Emmi betrachtete sie schweigend.
„Du bringst mich noch um“, zürnte Cara. „Jetzt bleibt mir heute schon zum dritten Mal das Herz stehen! Bist du sicher?“
„Ich habe in seinem Hotel fünf Nachrichten für ihn hinterlassen. Zu sämtlichen Nachtstunden. So fleißig, dass er nachts noch in der Fabrik herumgeistert, ist selbst Tom nicht.“
Cara versuchte, eine plausible Erklärung für Toms Verhalten zu finden. Erfolglos.
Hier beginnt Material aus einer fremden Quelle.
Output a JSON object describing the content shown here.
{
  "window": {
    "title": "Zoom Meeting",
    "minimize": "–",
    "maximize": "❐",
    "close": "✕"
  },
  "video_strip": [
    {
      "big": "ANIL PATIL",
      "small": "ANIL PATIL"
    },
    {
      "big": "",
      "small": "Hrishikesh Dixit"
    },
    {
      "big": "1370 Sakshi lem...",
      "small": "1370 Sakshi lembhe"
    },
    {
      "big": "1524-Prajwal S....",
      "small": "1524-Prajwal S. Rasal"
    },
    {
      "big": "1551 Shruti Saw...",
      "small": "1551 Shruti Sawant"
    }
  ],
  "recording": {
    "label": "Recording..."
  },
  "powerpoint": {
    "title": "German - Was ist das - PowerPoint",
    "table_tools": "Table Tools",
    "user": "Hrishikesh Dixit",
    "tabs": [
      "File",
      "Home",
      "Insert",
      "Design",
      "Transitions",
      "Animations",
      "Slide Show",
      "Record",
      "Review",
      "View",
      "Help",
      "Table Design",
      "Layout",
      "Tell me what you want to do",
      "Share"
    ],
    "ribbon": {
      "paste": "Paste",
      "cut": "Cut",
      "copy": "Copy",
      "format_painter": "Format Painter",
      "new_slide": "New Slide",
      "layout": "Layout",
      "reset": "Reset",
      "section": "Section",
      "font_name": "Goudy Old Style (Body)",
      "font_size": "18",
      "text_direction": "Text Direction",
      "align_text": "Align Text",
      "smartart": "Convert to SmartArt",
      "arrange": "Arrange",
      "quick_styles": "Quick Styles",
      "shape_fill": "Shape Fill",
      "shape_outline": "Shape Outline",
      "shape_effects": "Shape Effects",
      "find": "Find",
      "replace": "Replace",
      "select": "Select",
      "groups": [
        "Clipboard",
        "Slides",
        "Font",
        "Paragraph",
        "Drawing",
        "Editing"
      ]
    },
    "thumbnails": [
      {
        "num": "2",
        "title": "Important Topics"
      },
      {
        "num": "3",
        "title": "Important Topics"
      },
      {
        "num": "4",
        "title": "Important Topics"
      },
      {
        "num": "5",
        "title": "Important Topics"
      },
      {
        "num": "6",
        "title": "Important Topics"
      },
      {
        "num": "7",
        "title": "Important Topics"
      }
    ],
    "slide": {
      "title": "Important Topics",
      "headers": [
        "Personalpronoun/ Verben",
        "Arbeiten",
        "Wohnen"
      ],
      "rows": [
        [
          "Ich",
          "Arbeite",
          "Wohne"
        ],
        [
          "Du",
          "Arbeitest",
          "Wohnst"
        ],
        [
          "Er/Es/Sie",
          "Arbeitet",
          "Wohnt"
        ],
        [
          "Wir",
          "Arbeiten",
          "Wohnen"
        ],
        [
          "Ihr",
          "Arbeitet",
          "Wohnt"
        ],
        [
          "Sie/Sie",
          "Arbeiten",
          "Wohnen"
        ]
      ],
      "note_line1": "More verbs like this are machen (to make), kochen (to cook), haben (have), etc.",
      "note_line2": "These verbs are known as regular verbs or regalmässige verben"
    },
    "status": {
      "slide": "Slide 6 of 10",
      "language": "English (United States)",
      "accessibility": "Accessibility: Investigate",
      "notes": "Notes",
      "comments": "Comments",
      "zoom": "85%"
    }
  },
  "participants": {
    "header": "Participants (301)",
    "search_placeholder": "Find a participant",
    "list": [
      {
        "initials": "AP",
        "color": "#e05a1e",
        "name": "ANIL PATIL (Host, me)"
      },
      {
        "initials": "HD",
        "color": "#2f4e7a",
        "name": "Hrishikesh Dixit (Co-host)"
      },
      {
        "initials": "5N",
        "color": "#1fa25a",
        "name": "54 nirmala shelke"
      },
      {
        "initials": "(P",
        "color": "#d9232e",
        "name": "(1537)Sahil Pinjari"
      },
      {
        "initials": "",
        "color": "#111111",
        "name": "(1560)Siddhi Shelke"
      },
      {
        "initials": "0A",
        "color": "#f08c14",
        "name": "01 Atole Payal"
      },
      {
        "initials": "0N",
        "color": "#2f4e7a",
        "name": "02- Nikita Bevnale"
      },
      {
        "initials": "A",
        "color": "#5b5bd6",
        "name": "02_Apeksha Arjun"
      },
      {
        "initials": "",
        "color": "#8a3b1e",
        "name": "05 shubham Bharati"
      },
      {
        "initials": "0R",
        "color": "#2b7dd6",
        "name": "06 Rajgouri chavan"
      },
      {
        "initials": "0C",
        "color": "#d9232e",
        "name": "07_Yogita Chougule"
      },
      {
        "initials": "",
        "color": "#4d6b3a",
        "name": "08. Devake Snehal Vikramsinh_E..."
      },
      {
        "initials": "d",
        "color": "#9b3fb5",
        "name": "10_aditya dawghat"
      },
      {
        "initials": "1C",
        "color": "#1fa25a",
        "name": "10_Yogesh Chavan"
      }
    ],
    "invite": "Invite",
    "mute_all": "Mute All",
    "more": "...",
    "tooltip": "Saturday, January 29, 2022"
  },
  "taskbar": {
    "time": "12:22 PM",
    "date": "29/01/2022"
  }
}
„Es wäre nicht zum ersten Mal“, fuhr Emmi fort. „Freilich, wenn er heimkommt, konfrontiere ich ihn nie damit. Wir leben unser Leben, als wäre nichts geschehen. Ich bin nicht feige, sondern nur bequem. So zu tun, als ahnte ich nichts, ist einfacher, als ihn zur Rede zu stellen. Und der Witz ist: Nach einiger Zeit kommen mir selbst Zweifel an der Sache, und bevor ich mich versehe, vergesse ich das Ganze – bis alles wieder von vorn losgeht.“
Cara wusste nicht, was sie sagen sollte.
Emmi klatschte mit der Hand auf die Lehne des Schaukelstuhls. „Ach, ich will auch gar nicht über dies langweilige Zeug quatschen!“
„Wirklich nicht?“
„Ich habe mir die Suppe eingebrockt, also muss ich sie auch auslöffeln. Selbst wenn’s nicht in meiner Küche ist“, fügte sie noch hinzu und verzog ihren breiten Mund zu einem sarkastischen Grinsen. „Die Frage des Tages lautet vielmehr: Wohin führt Brett Beauchamps dich aus?“
„Zu einem Picknick.“
„Ach, du liebes Lieschen! Lass mich raten: du, er, ein Boot und ein Trip zu irgendeinem abgelegenen Inselchen. Von diesen Picknicks hab ich schon zu Schulzeiten Sagenhaftes vernommen! Sprüh dich bloß überall mit Mückenspray ein!“
Wieder musste Cara lachen, doch innerlich war sie gespannt wie ein Flitzebogen. Denn auch sie hatte damals von Bretts Picknicks gehört.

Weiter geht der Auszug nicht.